Eugene, “Bana bu kadar iyi davranman biraz şüpheli,” diye açıkladı. “Her ne kadar işlerin bu yönüne pek eğilimim olmasa da, Kara Kule Ustası bana karşı çok nazik olduğundan, kendimi biraz sıkıntılı ve endişeli hissetmekten alıkoyamıyorum.”

“...Endişeli?” Balzac boğulur gibi bir çığlık attı.

“İffetim için, hatta.... Bunu daha önce söylemiş olmama rağmen işin o tarafıyla ilgilenmiyorum,” diye tekrarladı Eugene.

“...Devam etmek. Şu anda biraz telaşlıyım,” diye kafası karışmış bir ifadeyle Balzac gözlüğünü düzeltti. “...Lütfen bu tür bir yanlış anlaşılmaya kapılmayın. Bu sadece... Ben sadece sizinle dostane bir ilişki kurmak istiyorum, Sör Eugene. Sadece... bir insandan diğerine. Evet. Bu yüzden lütfen yanlış bir fikre kapılmayın. Sadece benim değil buradaki herkesin durumu böyle değil mi? Hâlâ genç olabilirsiniz ama hepimiz sizin büyük bir potansiyele sahip olduğunuzu biliyoruz, Sör Eugene...”

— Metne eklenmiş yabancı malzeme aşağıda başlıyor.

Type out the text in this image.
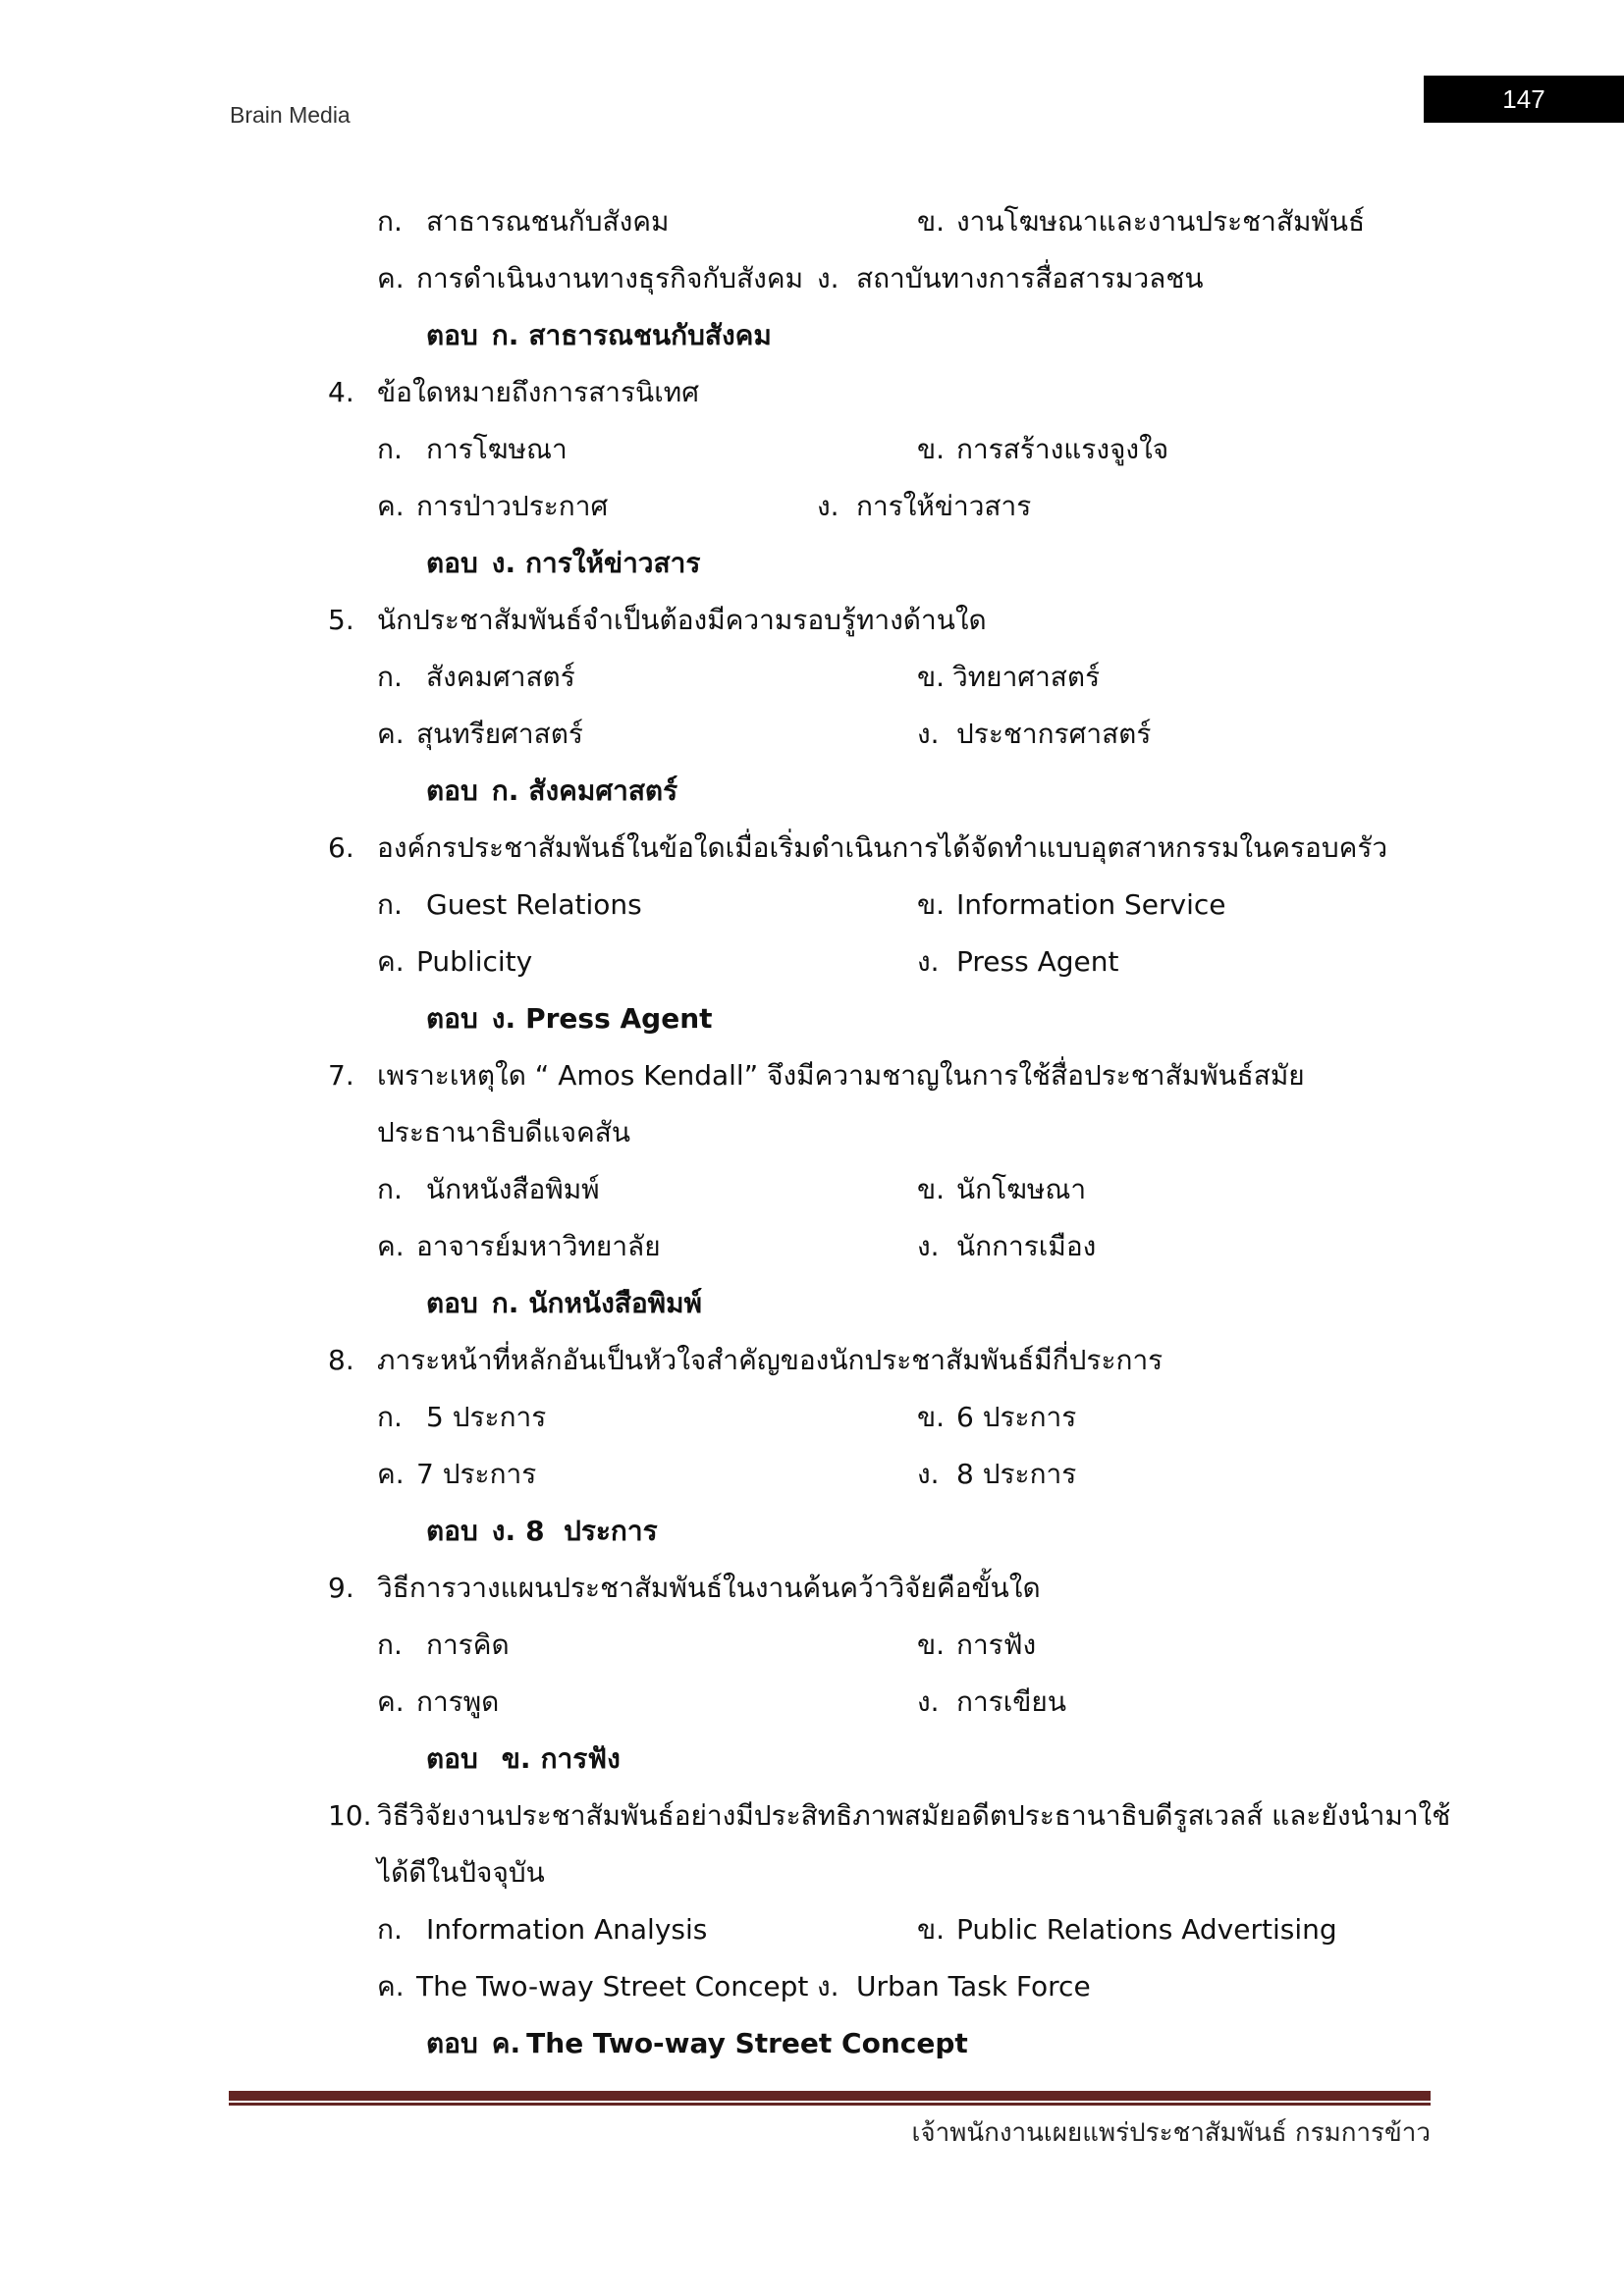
Brain Media
147
ก. สาธารณชนกับสังคม	ข. งานโฆษณาและงานประชาสัมพันธ์
ค. การดำเนินงานทางธุรกิจกับสังคม ง. สถาบันทางการสื่อสารมวลชน
ตอบ ก. สาธารณชนกับสังคม
4. ข้อใดหมายถึงการสารนิเทศ
ก. การโฆษณา	ข. การสร้างแรงจูงใจ
ค. การป่าวประกาศ	ง. การให้ข่าวสาร
ตอบ ง. การให้ข่าวสาร
5. นักประชาสัมพันธ์จำเป็นต้องมีความรอบรู้ทางด้านใด
ก. สังคมศาสตร์	ข. วิทยาศาสตร์
ค. สุนทรียศาสตร์	ง. ประชากรศาสตร์
ตอบ ก. สังคมศาสตร์
6. องค์กรประชาสัมพันธ์ในข้อใดเมื่อเริ่มดำเนินการได้จัดทำแบบอุตสาหกรรมในครอบครัว
ก. Guest Relations	ข. Information Service
ค. Publicity	ง. Press Agent
ตอบ ง. Press Agent
7. เพราะเหตุใด “ Amos Kendall” จึงมีความชาญในการใช้สื่อประชาสัมพันธ์สมัย
ประธานาธิบดีแจคสัน
ก. นักหนังสือพิมพ์	ข. นักโฆษณา
ค. อาจารย์มหาวิทยาลัย	ง. นักการเมือง
ตอบ ก. นักหนังสือพิมพ์
8. ภาระหน้าที่หลักอันเป็นหัวใจสำคัญของนักประชาสัมพันธ์มีกี่ประการ
ก. 5 ประการ	ข. 6 ประการ
ค. 7 ประการ	ง. 8 ประการ
ตอบ ง. 8  ประการ
9. วิธีการวางแผนประชาสัมพันธ์ในงานค้นคว้าวิจัยคือขั้นใด
ก. การคิด	ข. การฟัง
ค. การพูด	ง. การเขียน
ตอบ ข. การฟัง
10. วิธีวิจัยงานประชาสัมพันธ์อย่างมีประสิทธิภาพสมัยอดีตประธานาธิบดีรูสเวลส์ และยังนำมาใช้
ได้ดีในปัจจุบัน
ก. Information Analysis	ข. Public Relations Advertising
ค. The Two-way Street Concept ง. Urban Task Force
ตอบ ค. The Two-way Street Concept
เจ้าพนักงานเผยแพร่ประชาสัมพันธ์ กรมการข้าว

Eugene, “Şimdilik bana verdiklerinizi minnetle kabul edeceğim,” diye aceleyle kişisel mektubu Karanlığın Pelerini'ne koydu. “Ancak bu iyiliğin karşılığını yakın zamanda ödeyemeyeceğim gibi görünüyor. O yüzden sanırım o zaman gideceğim.”

“...Ah, evet,” Balzac rahatlamış görünüyordu.

“Eğer yapabilseydim seni yarınki veda partime davet etmek isterdim. Ah, ama bunu söyledikten sonra lütfen gerçekten ortaya çıkmayın,” diye rica etti Eugene. “Gerçekten böyle hissetmeme rağmen insan zihni gerçekten belirsiz ve tuhaf bir şey. Şu anda seni davet etmek isterdim ama… eğer Kara Kule Ustası'nın yarın veda partime geldiğini görseydim, bundan memnun olmaktan çok üzülürdüm gibi hissediyorum.”

“...Gitmeyeceğim, bu yüzden lütfen endişelenmeyin”, Balzac artık bitkin görünüyordu.

“Kara Kule Ustasının bunu söylemesindeki cömertliğine hayret ediyorum. Peki o zaman, sonra görüşürüz.” Eugene başını hızlı bir şekilde sallayarak arkasını döndü.

Balzac, Eugene'in uzaklaşan sırtına baktıktan sonra homurdandı ve başını salladı.

* * *

Son iki yılını Kızıl Sihir Kulesi'nde yaşasa da Eugene'in gerçekten tanıdığı tek kişiler Lovellian ve Hera'ydı. Bu sayede her ne kadar bir veda partisi olarak adlandırılsa da o kadar da görkemli değildi.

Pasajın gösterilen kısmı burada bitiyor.